Batra's film proposed that love need not move mountains, resound across the ages, or play out as you might think.
Available On: Netflix
Aditya Vikram Sengupta's gloriously shot Bengali arthouse treasure followed a single day in the life of a married couple. He works through the night and she the day, and that one moment of overlap they get takes you through a lifetime. Set in Kolkata, the achingly poetic silent film celebrates the mundaneness of everyday life. Arthouse films such as this are often alienating, but the purity of Labour Of Love makes it accessible to all.
Available On: PrimeVideo
With Bangalore Days (2014), Anjali Menon pulled off a casting coup banding together some of Malayalam cinema's most exciting talents. Just the idea that there is a film in which Fahadh Faasil, Dulquer Salmaan, Nivin Pauly, Parvathy and Nazriya Nazim all shared screen space is pretty nuts.
Bangalore Days looked at the one relationship central to the Indian experience rarely explored in our cinema – the bond of cousins. That unique dynamic that dances between friendship and family. The feel-good romantic drama followed the lives of three cousins Kuttan, Divya, and Arjun and their trysts with love in the titular big city
Available On: Hotstar
"Are you happy?" he asks Janu – the now married one-that-got-away. "I am peaceful" she eventually replies, not wanting to further elaborate. They both sit silently wishing life could have panned out differently.

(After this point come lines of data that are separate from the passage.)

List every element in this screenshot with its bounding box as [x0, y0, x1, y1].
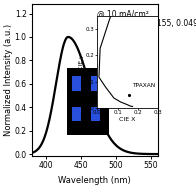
Y-axis label: Normalized Intensity (a.u.): Normalized Intensity (a.u.): [4, 24, 13, 136]
X-axis label: Wavelength (nm): Wavelength (nm): [58, 176, 131, 185]
Text: @ 10 mA/cm²: @ 10 mA/cm²: [97, 9, 149, 18]
Text: TPAXAN (0.155, 0.049): TPAXAN (0.155, 0.049): [114, 19, 196, 28]
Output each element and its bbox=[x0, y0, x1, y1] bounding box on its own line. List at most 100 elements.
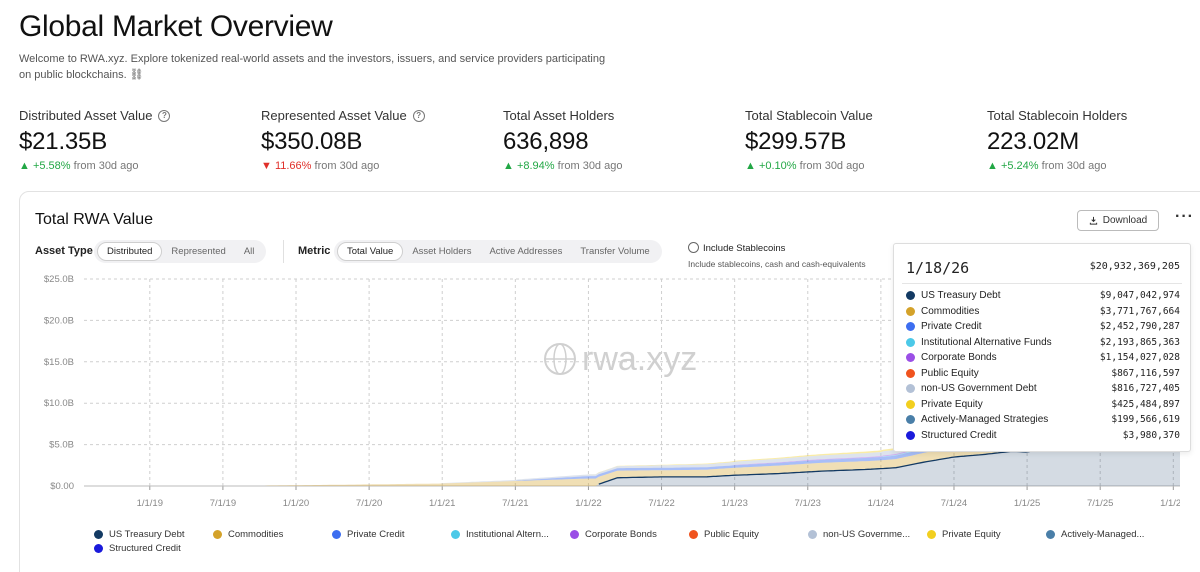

C Prem Kumar's slow-burning 2018 romantic drama, about childhood sweethearts who meet more than 20 years later at a school reunion isn't high on plot. Instead, the majority of the film covers the few hours they get to spend together at a reunion before they must return to their respective lives. The film is spearheaded by wonderful performances from Vijay Sethupathi and Trisha Krishnan.
Available On: Sun NXT
Imtiaz Ali's misunderstood and polarising film about self-discovery was at its core, a love story. Ranbir Kapoor's Ved, who at first appears full of promise, becomes caged in a life imposed on him by an oppressive father. But Tara, played by Deepika Padukone, understood him. She could see him and recognise him for who he was right from the first moment. She was the catalyst that undoes him and sets him off on a turbulent path of self-discovery. Between how the film achingly depicts heartbreak through A R Rahman's soulful Agar Tum Saath Ho and the film's climax which sees Ved on stage having come into his own, Tamasha boasts of some of the most memorable scenes capturing love in recent times.